The experimental results in Fig. 7 show that the surface roughness predicted by the regression model for optical images is close to the real value, which indicates that the regression model we designed has a good prediction effect and can directly and accurately predict the surface roughness of optical images. Especially, the prediction effect of the learning rate attenuation method of CosineAnnealing with warm restart is the best, its test MAE value is 0.245 μm, and the prediction result of surface roughness is more consistent with the real value.

Conclusion

In this paper, the prediction of surface roughness of aircraft after coating removal based on optical image and deep learning is studied. First, we use laser cleaning technology to remove the coating of the experimental specimens sprayed with aircraft coatings, and get the experimental specimens used to evaluate the surface roughness. Then, an electronic microscope is used to collect optical images randomly magnified by 30–110 times, and the roughness values of the corresponding optical images are obtained by a surface roughness tester as labels. The dataset of "optical image-surface roughness" is made and three data augmentation methods are used to enhance the data. The experimental results show that the data enhancement operation is effective in improving the performance of the deep learning model. In this paper, the SSEResNet101 regression prediction model is designed by the method of feature fusion, to better extract the detailed features of optical images. The experimental results show that SSEResNet101 has excellent model performance.
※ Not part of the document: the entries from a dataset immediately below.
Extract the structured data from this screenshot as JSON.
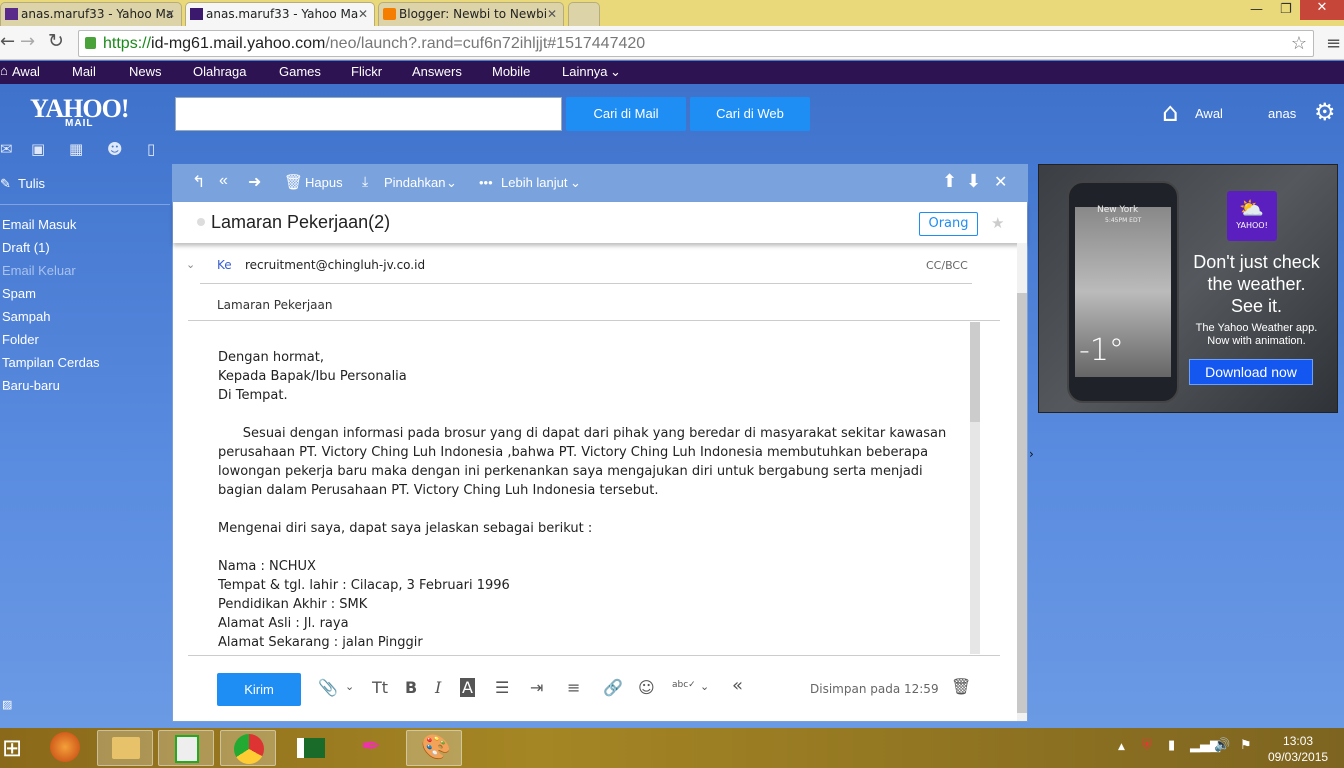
{
  "browser": {
    "tabs": [
      {
        "label": "anas.maruf33 - Yahoo Ma",
        "active": false
      },
      {
        "label": "anas.maruf33 - Yahoo Ma",
        "active": true
      },
      {
        "label": "Blogger: Newbi to Newbi",
        "active": false
      }
    ],
    "url": {
      "scheme": "https://",
      "domain": "id-mg61.mail.yahoo.com",
      "path": "/neo/launch?.rand=cuf6n72ihljjt#1517447420"
    }
  },
  "yahoo_nav": [
    "Awal",
    "Mail",
    "News",
    "Olahraga",
    "Games",
    "Flickr",
    "Answers",
    "Mobile",
    "Lainnya"
  ],
  "header": {
    "logo": "YAHOO!",
    "logo_sub": "MAIL",
    "search_value": "",
    "search_mail": "Cari di Mail",
    "search_web": "Cari di Web",
    "home": "Awal",
    "user": "anas"
  },
  "sidebar": {
    "compose": "Tulis",
    "items": [
      "Email Masuk",
      "Draft (1)",
      "Email Keluar",
      "Spam",
      "Sampah",
      "Folder",
      "Tampilan Cerdas",
      "Baru-baru"
    ]
  },
  "toolbar": {
    "delete": "Hapus",
    "move": "Pindahkan",
    "more": "Lebih lanjut"
  },
  "thread": {
    "title": "Lamaran Pekerjaan(2)",
    "people": "Orang"
  },
  "compose": {
    "to_label": "Ke",
    "to": "recruitment@chingluh-jv.co.id",
    "ccbcc": "CC/BCC",
    "subject": "Lamaran Pekerjaan",
    "body": [
      "Dengan hormat,",
      "Kepada Bapak/Ibu Personalia",
      "Di Tempat.",
      "",
      "      Sesuai dengan informasi pada brosur yang di dapat dari pihak yang beredar di masyarakat sekitar kawasan",
      "perusahaan PT. Victory Ching Luh Indonesia ,bahwa PT. Victory Ching Luh Indonesia membutuhkan beberapa",
      "lowongan pekerja baru maka dengan ini perkenankan saya mengajukan diri untuk bergabung serta menjadi",
      "bagian dalam Perusahaan PT. Victory Ching Luh Indonesia tersebut.",
      "",
      "Mengenai diri saya, dapat saya jelaskan sebagai berikut :",
      "",
      "Nama : NCHUX",
      "Tempat & tgl. lahir : Cilacap, 3 Februari 1996",
      "Pendidikan Akhir : SMK",
      "Alamat Asli : Jl. raya",
      "Alamat Sekarang : jalan Pinggir"
    ],
    "send": "Kirim",
    "saved": "Disimpan pada 12:59"
  },
  "ad": {
    "city": "New York",
    "time": "5:45PM EDT",
    "temp": "-1°",
    "brand": "YAHOO!",
    "headline": [
      "Don't just check",
      "the weather.",
      "See it."
    ],
    "sub": [
      "The Yahoo Weather app.",
      "Now with animation."
    ],
    "cta": "Download now"
  },
  "taskbar": {
    "time": "13:03",
    "date": "09/03/2015"
  },
  "colors": {
    "yahoo_nav": "#2e1353",
    "accent": "#1e8ef4",
    "toolbar": "#7aa3de"
  }
}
We also study the effect of different learning rate decay methods on model training and prediction performance. The results show that the CosineAnnealing with warm restart method has the best training effect and testing effect, the test MAE value is 0.245 μm. The SSEResNet101 regression prediction model designed in this paper can predict the surface roughness directly through optical images, so that it can quickly determine whether the surface with removed coating on the aircraft meets the roughness requirements of repainting.